According to a recent important study in the minutes of the National Academy of Sciences, the ASR system, which uses advanced machine learning algorithms to convert speech languages ​​to text, “strengthens the increasingly popular and popular virtual assistants. A digital dictation platform for healthcare that promotes automatic closed captioning. Over the past few years, the quality of these systems has been improved both by deep learning advances and the collection of large datasets used to train the systems. , Dramatically improved. “

However, their study has revealed deep concern that these tools may not work equally well for all subgroups of the population. The group consists of five state-of-the-art ASR systems developed by Amazon, Apple, Google, IBM, and Microsoft, spanning five cities in the United States, with speakers that match nearly 20 hours of audio. We investigated the ability to copy a chemical interview. Age and gender. “We found that all five ASR systems showed significant discrepancies, with an average word error rate (WER) for one group of speakers being 0.35 compared to 0.19 for the other speakers.”

This shows an important need for continuous and enhanced innovation to address dialect and other voice discrepancies in order for these ASR solutions to support and better include the widest range of users. It is sex.

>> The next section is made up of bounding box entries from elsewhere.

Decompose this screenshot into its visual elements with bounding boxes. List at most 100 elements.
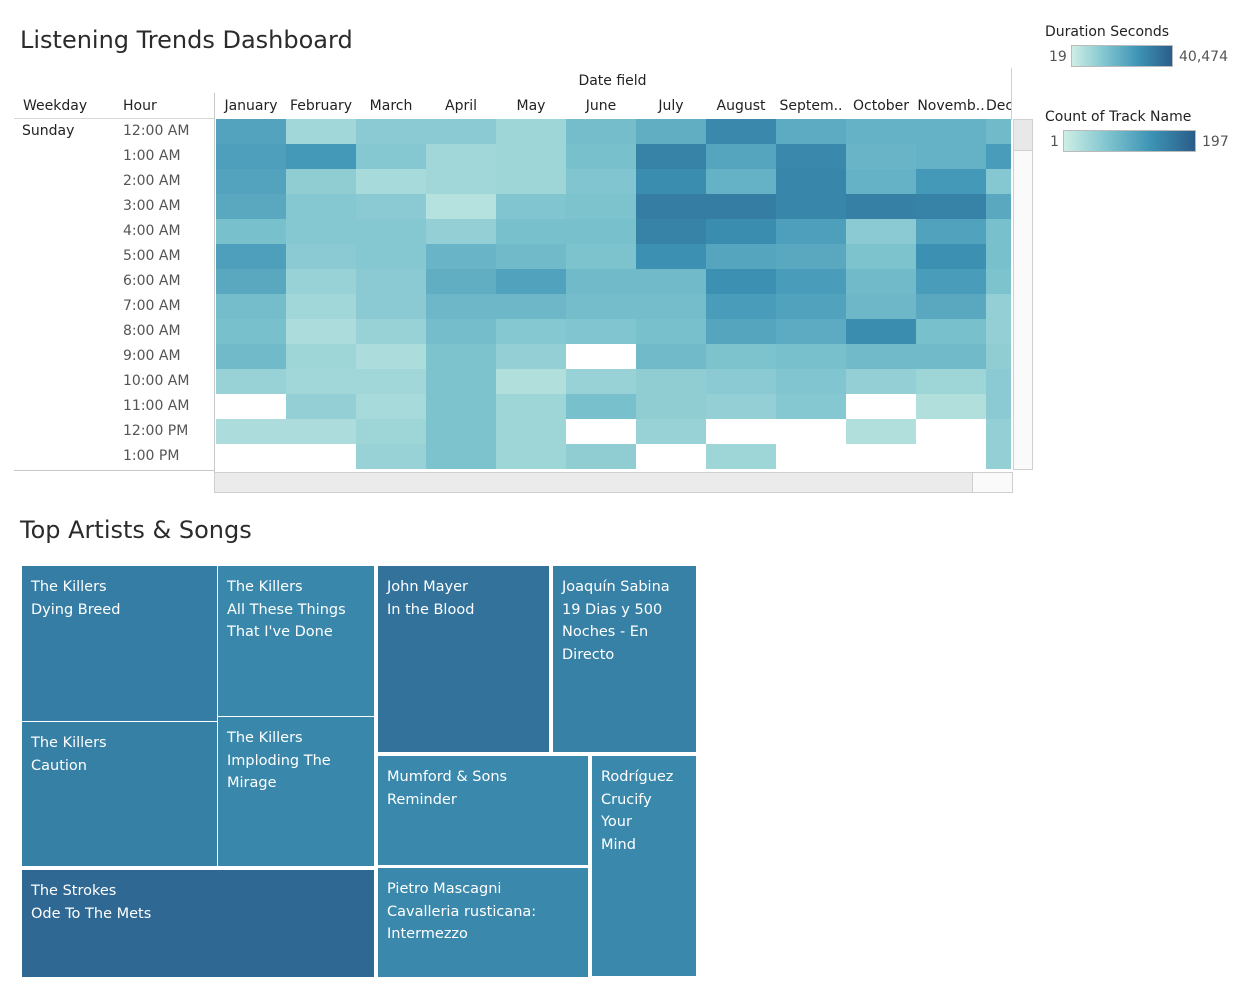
heatmap-cell[interactable] [496, 244, 566, 269]
heatmap-cell[interactable] [496, 119, 566, 144]
heatmap-cell[interactable] [216, 169, 286, 194]
heatmap-cell[interactable] [286, 369, 356, 394]
heatmap-cell[interactable] [636, 319, 706, 344]
heatmap-cell[interactable] [356, 269, 426, 294]
heatmap-cell[interactable] [706, 344, 776, 369]
heatmap-cell[interactable] [286, 194, 356, 219]
heatmap-cell[interactable] [916, 169, 986, 194]
heatmap-cell[interactable] [706, 319, 776, 344]
heatmap-cell[interactable] [846, 169, 916, 194]
heatmap-cell[interactable] [426, 144, 496, 169]
heatmap-cell[interactable] [916, 319, 986, 344]
treemap-tile[interactable]: The Killers Dying Breed [22, 566, 217, 721]
heatmap-cell[interactable] [216, 194, 286, 219]
heatmap-cell[interactable] [706, 219, 776, 244]
heatmap-cell[interactable] [636, 244, 706, 269]
horizontal-scroll-thumb[interactable] [215, 473, 973, 492]
heatmap-cell[interactable] [286, 394, 356, 419]
heatmap-cell[interactable] [846, 319, 916, 344]
heatmap-cell[interactable] [216, 369, 286, 394]
heatmap-cell[interactable] [986, 344, 1011, 369]
heatmap-cell[interactable] [496, 194, 566, 219]
heatmap-cell[interactable] [426, 294, 496, 319]
heatmap-cell[interactable] [986, 194, 1011, 219]
heatmap-cell[interactable] [216, 219, 286, 244]
heatmap-cell[interactable] [636, 144, 706, 169]
heatmap-cell[interactable] [496, 369, 566, 394]
heatmap-cell[interactable] [776, 294, 846, 319]
heatmap-cell[interactable] [846, 269, 916, 294]
heatmap-cell[interactable] [916, 369, 986, 394]
heatmap-cell[interactable] [426, 194, 496, 219]
heatmap-cell[interactable] [286, 169, 356, 194]
heatmap-cell[interactable] [776, 344, 846, 369]
heatmap-cell[interactable] [496, 219, 566, 244]
heatmap-cell[interactable] [566, 144, 636, 169]
heatmap-cell[interactable] [846, 369, 916, 394]
heatmap-cell[interactable] [636, 119, 706, 144]
heatmap-cell[interactable] [986, 444, 1011, 469]
heatmap-cell[interactable] [356, 294, 426, 319]
heatmap-cell[interactable] [846, 419, 916, 444]
heatmap-cell[interactable] [776, 394, 846, 419]
heatmap-cell[interactable] [916, 344, 986, 369]
heatmap-cell[interactable] [216, 319, 286, 344]
heatmap-cell[interactable] [496, 394, 566, 419]
heatmap-cell[interactable] [706, 119, 776, 144]
heatmap-cell[interactable] [426, 419, 496, 444]
heatmap-cell[interactable] [426, 319, 496, 344]
heatmap-cell[interactable] [776, 244, 846, 269]
heatmap-cell[interactable] [216, 119, 286, 144]
heatmap-cell[interactable] [426, 119, 496, 144]
treemap-tile[interactable]: Rodríguez Crucify Your Mind [592, 756, 696, 976]
heatmap-cell[interactable] [426, 394, 496, 419]
treemap-tile[interactable]: The Killers Caution [22, 722, 217, 866]
heatmap-cell[interactable] [776, 144, 846, 169]
heatmap-cell[interactable] [356, 319, 426, 344]
heatmap-cell[interactable] [986, 144, 1011, 169]
heatmap-cell[interactable] [426, 169, 496, 194]
heatmap-cell[interactable] [846, 194, 916, 219]
heatmap-cell[interactable] [216, 344, 286, 369]
heatmap-cell[interactable] [566, 294, 636, 319]
heatmap-cell[interactable] [566, 169, 636, 194]
heatmap-cell[interactable] [426, 244, 496, 269]
heatmap-cell[interactable] [566, 219, 636, 244]
heatmap-cell[interactable] [986, 219, 1011, 244]
treemap-tile[interactable]: The Strokes Ode To The Mets [22, 870, 374, 977]
heatmap-cell[interactable] [706, 294, 776, 319]
heatmap-cell[interactable] [566, 194, 636, 219]
heatmap-cell[interactable] [986, 319, 1011, 344]
heatmap-cell[interactable] [636, 269, 706, 294]
heatmap-cell[interactable] [496, 169, 566, 194]
heatmap-cell[interactable] [286, 344, 356, 369]
heatmap-cell[interactable] [356, 244, 426, 269]
treemap-tile[interactable]: Mumford & Sons Reminder [378, 756, 588, 865]
heatmap-cell[interactable] [916, 294, 986, 319]
heatmap-cell[interactable] [776, 369, 846, 394]
heatmap-cell[interactable] [636, 169, 706, 194]
heatmap-cell[interactable] [286, 319, 356, 344]
treemap-tile[interactable]: John Mayer In the Blood [378, 566, 549, 752]
heatmap-cell[interactable] [776, 319, 846, 344]
heatmap-cell[interactable] [706, 144, 776, 169]
heatmap-cell[interactable] [706, 194, 776, 219]
heatmap-cell[interactable] [636, 294, 706, 319]
treemap-tile[interactable]: The Killers Imploding The Mirage [218, 717, 374, 866]
heatmap-cell[interactable] [496, 444, 566, 469]
heatmap-cell[interactable] [706, 369, 776, 394]
heatmap-cell[interactable] [986, 369, 1011, 394]
heatmap-cell[interactable] [286, 119, 356, 144]
heatmap-cell[interactable] [356, 194, 426, 219]
heatmap-cell[interactable] [986, 244, 1011, 269]
heatmap-cell[interactable] [356, 394, 426, 419]
heatmap-cell[interactable] [356, 444, 426, 469]
heatmap-cell[interactable] [286, 269, 356, 294]
heatmap-cell[interactable] [566, 444, 636, 469]
treemap-tile[interactable]: The Killers All These Things That I've Don… [218, 566, 374, 716]
heatmap-cell[interactable] [356, 144, 426, 169]
heatmap-cell[interactable] [776, 119, 846, 144]
heatmap-cell[interactable] [566, 394, 636, 419]
heatmap-cell[interactable] [426, 269, 496, 294]
heatmap-cell[interactable] [776, 169, 846, 194]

The Scientific American article suggests that there are likely to be many criminals explaining the inequality, but strongly suggests that training data is most likely. The authors of the article suggest that the “standards” used entirely for training speech recognition techniques are primarily from one section of the population.

“By using a narrow speech corpus in both the words used and their wording, the system excludes accents and other ways of speaking, especially with unique linguistic features. The disparities found in this study are: Primarily because some people are twice as likely to be misunderstood as other speakers, even if the speaker says the same phrase. “

Use innovative things to increase inclusiveness

Leading companies need to drill down to derive and develop innovative solutions for increased inclusiveness. By extending the ASR engine grammar, a set of word patterns that tell the ASR system what humans expect, companies can go beyond the spelling of speech to include custom pronunciations of specific dialects. .. These pronunciations can be grouped into a single file (or lexicon) and referenced from within the ASR engine grammar. These innovations will enable any company to create a speech recognition system that can serve a vast, broad, mixed and diverse user base in a single model.

These innovations will allow any company to create a voice recognition system that can serve a vast, broad, mixed and diverse user base in a single model, evolving unobtrusive network architectures, financial institutions and call centers. You will be able to promote other hybrid environments, including. more.